Los dedos de la bailarina, Tamara Karsavina quizás o la Toumanova o alguna pupila de la propia Malia, volaban hacia su rostro a este lado del espejo y allí, tras la barra de academia Kchessinskaïa en el 10 de Villa Molitor donde nunca puso los pies, el mundo era un allegro de piano midiendo los latidos felices de su corazón. "Piense en algo agradable", había ordenado aquella voz bajo las frías luces cegadoras y ella vio los tobillos delicados y fuertes en posición, las caderas gráciles y sintió sobre sí un aleteo de tules. Alargó la mano sin miedo y rozó el raso resbaladizo de una de aquellas puntas que solo empezaron a usarse en 1801 con la misma reverencia con que acariciaba los autografiados programas de antiguos ballets que su marido le regalaba luego de mucha rebúsqueda por rastros y subastas. Como si él, buen y solícito amante, hubiera intuido desde antaño su pasión por las bailarinas y el secreto de que cuando hacían el amor, ella se enardecía imaginándose entre los brazos de las muchachas pintadas por Degas... ¿Acaso no le había asegurado a su madre a los siete años, a la salida de su primera función de ballet, que "de mayor me enamoraré de una bailarina"? El encantador René Blum, que moriría en Auschwitz y que entonces, en 1933, aún dirigía los Ballets rusos de Montecarlo, sonrió y dijo: "Qué hija espléndida tienes, Gisèle, tan pequeña y ya prendada de la belleza".

Allí, al otro lado del espejo mágico (¿no era ese el título del último ballet de Petipa?), la belleza se salvaba de la edad y ella no era vieja. Ni lo era su mano que viajaba desde la nuca húmeda de rizos al movimiento de las rodillas y el vientre palpitantes. Y jóvenes y dulces para siempre eran aquellos labios que ahora embebían los suyos y esa clavícula deseable y las piernas tersas de vuelo de pájaro de fuego...

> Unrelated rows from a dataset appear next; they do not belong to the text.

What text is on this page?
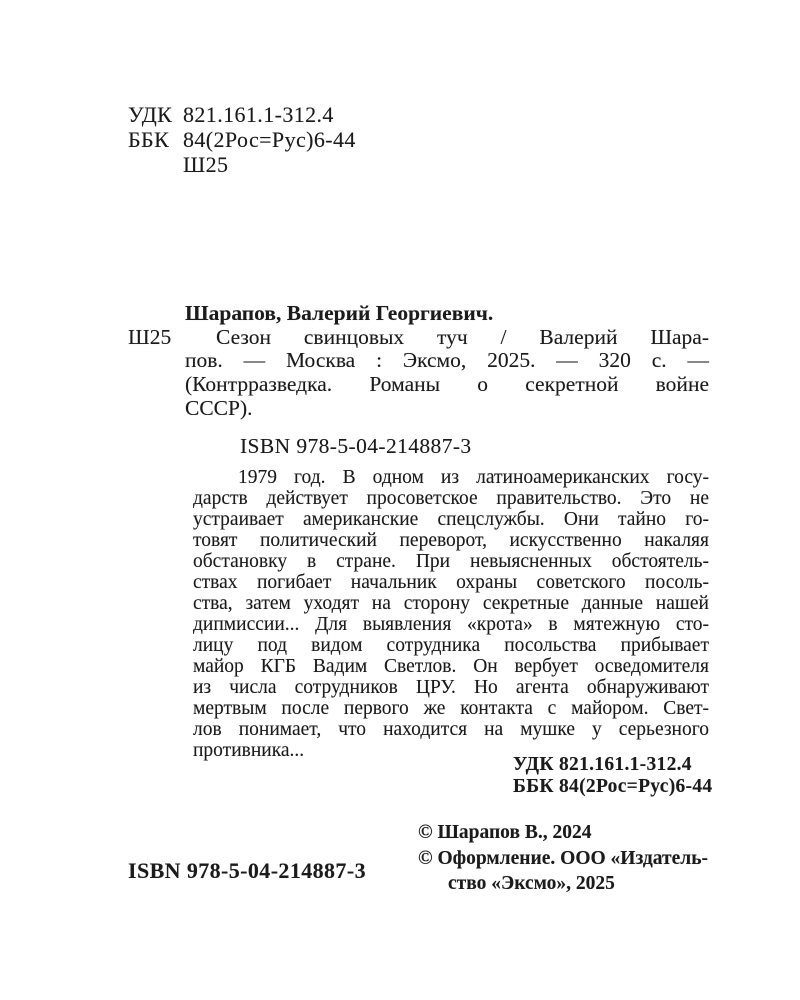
УДК 821.161.1-312.4
ББК 84(2Рос=Рус)6-44
Ш25
Ш25
Шарапов, Валерий Георгиевич.
Сезон свинцовых туч / Валерий Шара-
пов. — Москва : Эксмо, 2025. — 320 с. —
(Контрразведка. Романы о секретной войне
СССР).
ISBN 978-5-04-214887-3
1979 год. В одном из латиноамериканских госу-
дарств действует просоветское правительство. Это не
устраивает американские спецслужбы. Они тайно го-
товят политический переворот, искусственно накаляя
обстановку в стране. При невыясненных обстоятель-
ствах погибает начальник охраны советского посоль-
ства, затем уходят на сторону секретные данные нашей
дипмиссии... Для выявления «крота» в мятежную сто-
лицу под видом сотрудника посольства прибывает
майор КГБ Вадим Светлов. Он вербует осведомителя
из числа сотрудников ЦРУ. Но агента обнаруживают
мертвым после первого же контакта с майором. Свет-
лов понимает, что находится на мушке у серьезного
противника...
УДК 821.161.1-312.4
ББК 84(2Рос=Рус)6-44
© Шарапов В., 2024
© Оформление. ООО «Издатель-
ство «Эксмо», 2025
ISBN 978-5-04-214887-3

Fuego y vuelo, conjuró para sí mientras se deslizaba sin aliento barra abajo y aquellas piernas (¿pero no eran alas?) volvían a anillarle y elevarle en penúltima y audaz pirueta la cintura, segundos antes del Grand Écart donde ya no hubo suelo ni techo, tiempo ni aire, más allá del temblor profundo y maravilloso y del relámpago de azules y rojos ante sus ojos que se demoraban en regresar...

"Vuelve en sí", dijo alguien. Y no, no estaba en Venecia, en la isla cementerio de San Michele, musitándole de recién casada fervorosas confidencias a la tumba del gran Diaghilev. Tampoco en una desnuda sala de ensayo, con el piano mudo y la barra a solas.

"Mamá, según el cirujano no paraste de sonreír bajo la anestesia". Su hija Anna le asía las manos y su yerno Gauthier aseveró: "te han dejado la rótula estupenda, aún te falta mucho para alcanzar el cielo, querida". Le sonrió, burlona (el ex sesentayochista reconvertido a conservador hablaba últimamente demasiado de la salvación del alma), y dijo solo: "si tú supieras".